捨てられた『壁令嬢』、北方騎士団の癒やし担当になる
 ドアをしっかり閉めたシャノンはふーっと大きな息を吐き出して服の襟元を引っ張り、そこから見える「勝負下着」をちらっと見た。

(これが活躍するのは、また後日ね。……お姉様やオリアーナの言葉を、信じるんじゃなかったわ!)

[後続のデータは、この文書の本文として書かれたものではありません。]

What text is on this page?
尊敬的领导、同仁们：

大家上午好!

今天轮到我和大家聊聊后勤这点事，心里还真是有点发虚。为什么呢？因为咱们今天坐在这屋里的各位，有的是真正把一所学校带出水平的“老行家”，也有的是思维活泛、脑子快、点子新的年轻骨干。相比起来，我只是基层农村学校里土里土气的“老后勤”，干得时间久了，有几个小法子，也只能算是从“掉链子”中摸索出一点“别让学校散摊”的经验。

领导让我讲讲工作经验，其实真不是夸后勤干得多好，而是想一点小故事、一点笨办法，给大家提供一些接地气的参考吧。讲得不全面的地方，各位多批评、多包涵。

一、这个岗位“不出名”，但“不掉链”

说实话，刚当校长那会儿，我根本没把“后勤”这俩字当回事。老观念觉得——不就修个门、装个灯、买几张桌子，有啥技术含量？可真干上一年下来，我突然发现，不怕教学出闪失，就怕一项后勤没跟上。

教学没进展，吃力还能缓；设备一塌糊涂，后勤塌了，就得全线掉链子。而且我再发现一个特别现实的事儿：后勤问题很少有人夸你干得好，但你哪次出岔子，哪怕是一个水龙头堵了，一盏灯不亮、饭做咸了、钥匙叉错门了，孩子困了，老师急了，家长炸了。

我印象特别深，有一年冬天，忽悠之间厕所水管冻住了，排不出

 そうして遠く離れた地にいる姉と妹に八つ当たりをしていたシャノンだが、いきなりドアがばんっと開いたため飛び上がってしまった。

「シャノン!」
「わあっ!?」

 振り返った先にいたのは、エルドレッド。先ほど別れたばかりの彼だが顔は真っ赤で、やけにいい笑顔をしている。

「さっき、あなたは『せっかく着たのに』と言ったな!? それはもしかして……き、期待していたのではないか?」

 エルドレッドの熱のこもった問いに、まずい、とシャノンの背中をたらりと冷や汗が伝う。

 どうやら彼は先ほどのシャノンの失言をしっかり聞いており、自分の頭の中で「正解」を叩き出してしまったようだ。

 鼻息の荒いエルドレッドが部屋の中に戻ってきそうだったので、シャノンは悲鳴を上げて彼をドアの外に押し戻した。

「何でもないです! な、ん、で、も、な、い、で、す!」
「そんなはずはないだろう! ……すまない、シャノン。私がふがいないばかりに!」
「そんなことないです! いいからもう、忘れてください!」
「忘れられるものか! シャノン、そ、その、あなたは今、とてもすごいものを服の下に着ているのでは……」
「違います! その、今日はもうだめです、なしです!」

 違わなくはなくむしろ大正解なのだが、今はもうそういう流れではない。
 それでもエルドレッドは諦めきれないようで、部屋から押し出されながらも悲痛な訴えを続けている。

「頼む、シャノン! 見せてくれないのなら……せめて、色だけでも……!」
「エルドレッド様の駄犬ー!」

 シャノンは叫んで、残念な美丈夫となってしまった恋人を部屋から叩き出したのだった。






 その後、騒ぎを聞きつけて飛んできた医師によってエルドレッドはこっぴどく叱られ、話を聞いたディエゴには「若気の至りにも限度があります」と呆れられたそうだ。

 シャノンはそれを聞いてさすがにかわいそうだと思ったので、その日の夜エルドレッド付書記官に小さな封筒を渡した。

 その封筒の中には紙切れ一枚だけ入っており、そこには「青」と書いていた。